Another safe harbor for bacteria are patient-care items used in the ER. According to Karen R. Vallejo, RN, BSN, CIC, an infection control practitioner at St. Luke's Episcopal Hospital in Houston, Texas, medical devices, equipment and surgical materials are divided into three categories. "Critical items are instruments or objects that are introduced into normally sterile areas of the body (e.g., surgical instruments, cardiac catheters). Semi-critical items generally do not penetrate body surfaces but are in contact with mucous membranes. Such items include respiratory therapy equipment (e.g., laryngoscopes) and gastroscopy equipment. Non-critical items are those that do not touch the patient or touch only the intact skin. Such items include stethoscopes, blood pressure cuffs, crutches, and other medical accessories. All these items are used routinely in the ED, and a clear understanding of these categories is essential."

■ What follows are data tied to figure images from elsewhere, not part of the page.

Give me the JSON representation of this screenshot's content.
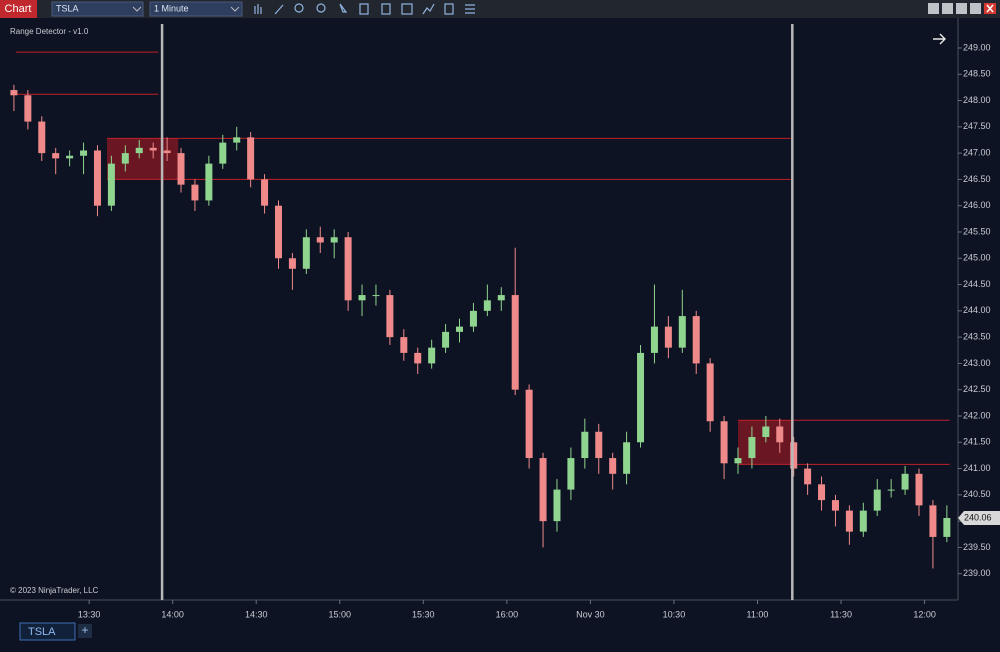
{
  "ui": {
    "app_label": "Chart",
    "instrument": "TSLA",
    "interval": "1 Minute",
    "tab": "TSLA",
    "add_tab": "+"
  },
  "chart_data": {
    "type": "candlestick",
    "title": "Range Detector - v1.0",
    "watermark": "© 2023 NinjaTrader, LLC",
    "up_color": "#8fd48f",
    "down_color": "#f08a8a",
    "x": [
      0,
      5,
      10,
      15,
      20,
      25,
      30,
      35,
      40,
      45,
      50,
      55,
      60,
      65,
      70,
      75,
      80,
      85,
      90,
      95,
      100,
      105,
      110,
      115,
      120,
      125,
      130,
      135,
      140,
      145,
      150,
      155,
      160,
      165,
      170,
      175,
      180,
      185,
      190,
      195,
      200,
      205,
      210,
      215,
      220,
      225,
      230,
      235,
      240,
      245,
      250,
      255,
      260,
      265,
      270,
      275,
      280,
      285,
      290,
      295,
      300,
      305,
      310,
      315,
      320,
      325,
      330,
      335
    ],
    "open": [
      248.2,
      248.1,
      247.6,
      247.0,
      246.9,
      246.95,
      247.05,
      246.0,
      246.8,
      247.0,
      247.1,
      247.05,
      247.0,
      246.4,
      246.1,
      246.8,
      247.2,
      247.3,
      246.5,
      246.0,
      245.0,
      244.8,
      245.4,
      245.3,
      245.4,
      244.2,
      244.3,
      244.3,
      243.5,
      243.2,
      243.0,
      243.3,
      243.6,
      243.7,
      244.0,
      244.2,
      244.3,
      242.5,
      241.2,
      240.0,
      240.6,
      241.2,
      241.7,
      241.2,
      240.9,
      241.5,
      243.2,
      243.7,
      243.3,
      243.9,
      243.0,
      241.9,
      241.1,
      241.2,
      241.6,
      241.8,
      241.5,
      241.0,
      240.7,
      240.4,
      240.2,
      239.8,
      240.2,
      240.6,
      240.6,
      240.9,
      240.3,
      239.7
    ],
    "high": [
      248.3,
      248.2,
      247.7,
      247.1,
      247.05,
      247.2,
      247.15,
      246.95,
      247.15,
      247.25,
      247.2,
      247.3,
      247.1,
      246.5,
      246.95,
      247.35,
      247.5,
      247.4,
      246.6,
      246.1,
      245.1,
      245.55,
      245.6,
      245.55,
      245.5,
      244.5,
      244.5,
      244.4,
      243.65,
      243.3,
      243.45,
      243.75,
      243.85,
      244.15,
      244.5,
      244.45,
      245.2,
      242.6,
      241.3,
      240.8,
      241.4,
      241.95,
      241.85,
      241.3,
      241.7,
      243.35,
      244.5,
      243.9,
      244.4,
      244.0,
      243.1,
      242.0,
      241.4,
      241.8,
      242.0,
      241.95,
      241.6,
      241.1,
      240.85,
      240.5,
      240.3,
      240.35,
      240.8,
      240.8,
      241.05,
      241.0,
      240.4,
      240.3
    ],
    "low": [
      247.8,
      247.45,
      246.85,
      246.6,
      246.75,
      246.6,
      245.8,
      245.9,
      246.65,
      246.9,
      246.9,
      246.85,
      246.25,
      245.9,
      246.0,
      246.7,
      247.05,
      246.35,
      245.85,
      244.8,
      244.4,
      244.7,
      245.1,
      245.0,
      244.0,
      243.9,
      244.1,
      243.35,
      243.05,
      242.8,
      242.9,
      243.2,
      243.4,
      243.6,
      243.9,
      244.0,
      242.4,
      241.0,
      239.5,
      239.8,
      240.4,
      241.0,
      240.9,
      240.6,
      240.7,
      241.4,
      243.0,
      243.1,
      243.2,
      242.8,
      241.7,
      240.8,
      240.9,
      241.0,
      241.5,
      241.3,
      240.85,
      240.5,
      240.2,
      239.9,
      239.55,
      239.7,
      240.1,
      240.45,
      240.5,
      240.1,
      239.1,
      239.6
    ],
    "close": [
      248.1,
      247.6,
      247.0,
      246.9,
      246.95,
      247.05,
      246.0,
      246.8,
      247.0,
      247.1,
      247.05,
      247.0,
      246.4,
      246.1,
      246.8,
      247.2,
      247.3,
      246.5,
      246.0,
      245.0,
      244.8,
      245.4,
      245.3,
      245.4,
      244.2,
      244.3,
      244.3,
      243.5,
      243.2,
      243.0,
      243.3,
      243.6,
      243.7,
      244.0,
      244.2,
      244.3,
      242.5,
      241.2,
      240.0,
      240.6,
      241.2,
      241.7,
      241.2,
      240.9,
      241.5,
      243.2,
      243.7,
      243.3,
      243.9,
      243.0,
      241.9,
      241.1,
      241.2,
      241.6,
      241.8,
      241.5,
      241.0,
      240.7,
      240.4,
      240.2,
      239.8,
      240.2,
      240.6,
      240.6,
      240.9,
      240.3,
      239.7,
      240.06
    ],
    "ranges": [
      {
        "start": 33.4,
        "end": 59,
        "extend_to": 279,
        "high": 247.28,
        "low": 246.5
      },
      {
        "start": 260,
        "end": 280,
        "extend_to": 336,
        "high": 241.92,
        "low": 241.08
      }
    ],
    "levels": [
      {
        "start": 0.7,
        "end": 51.8,
        "value": 248.92
      },
      {
        "start": 0.7,
        "end": 51.8,
        "value": 248.12
      }
    ],
    "vlines": [
      53.2,
      279.5
    ],
    "range_color": "#8b1a24",
    "line_color": "#c0202a",
    "xlim": [
      -5,
      339
    ],
    "ylim": [
      238.5,
      249.57
    ],
    "xticks": [
      {
        "value": 27,
        "label": "13:30"
      },
      {
        "value": 57,
        "label": "14:00"
      },
      {
        "value": 87,
        "label": "14:30"
      },
      {
        "value": 117,
        "label": "15:00"
      },
      {
        "value": 147,
        "label": "15:30"
      },
      {
        "value": 177,
        "label": "16:00"
      },
      {
        "value": 207,
        "label": "Nov 30"
      },
      {
        "value": 237,
        "label": "10:30"
      },
      {
        "value": 267,
        "label": "11:00"
      },
      {
        "value": 297,
        "label": "11:30"
      },
      {
        "value": 327,
        "label": "12:00"
      }
    ],
    "yticks": [
      {
        "value": 239,
        "label": "239.00"
      },
      {
        "value": 239.5,
        "label": "239.50"
      },
      {
        "value": 240,
        "label": "240.00"
      },
      {
        "value": 240.5,
        "label": "240.50"
      },
      {
        "value": 241,
        "label": "241.00"
      },
      {
        "value": 241.5,
        "label": "241.50"
      },
      {
        "value": 242,
        "label": "242.00"
      },
      {
        "value": 242.5,
        "label": "242.50"
      },
      {
        "value": 243,
        "label": "243.00"
      },
      {
        "value": 243.5,
        "label": "243.50"
      },
      {
        "value": 244,
        "label": "244.00"
      },
      {
        "value": 244.5,
        "label": "244.50"
      },
      {
        "value": 245,
        "label": "245.00"
      },
      {
        "value": 245.5,
        "label": "245.50"
      },
      {
        "value": 246,
        "label": "246.00"
      },
      {
        "value": 246.5,
        "label": "246.50"
      },
      {
        "value": 247,
        "label": "247.00"
      },
      {
        "value": 247.5,
        "label": "247.50"
      },
      {
        "value": 248,
        "label": "248.00"
      },
      {
        "value": 248.5,
        "label": "248.50"
      },
      {
        "value": 249,
        "label": "249.00"
      }
    ]
  }
}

She continues, "Since it is neither necessary nor possible to sterilize all patient-care items, hospital policies can identify whether cleaning, disinfecting, or sterilizing an item is indicated to decrease the risk of infection. For example, critical medical devices or patient-care equipment should always be sterilized as any microorganisms, including bacterial spores, that come in contact with normally sterile tissue can cause infection. Semi-critical medical devices or patient-care equipment should be introduced to a disinfection process that kills all microorganisms (e.g., viruses and tubercle bacilli) but resistant bacterial spores. This disinfection should always be done between uses to reduce the risk of transmission of microorganisms to other patients. It is important that reusable items be cleaned thoroughly before processing because organic material (e.g., blood and proteins) may inactivate chemical germicides and protect microorganisms from the disinfection or sterilization process. Non-disposable, noninvasive items (i.e., antishock trousers, blood pressure cuffs) contaminated with blood or other body fluids should be cleaned and disinfected thoroughly with an EPA-registered disinfectant agent after each use. Patient-care equipment intended for single use should not be reprocessed and used. These disposable items usually cannot be cleaned and sterilized adequately or are made of materials that may be damaged by chemical or heat disinfection or sterilization. HCWs performing these procedures should demonstrate knowledge of and proficiency in proper technique. In addition, appropriate attire (e.g., gloves, goggles, and gowns) must be worn during cleaning procedures. HCWs should understand the limitations of gowns, how to remove a gown that becomes grossly contaminated, and how to dispose of such gowns."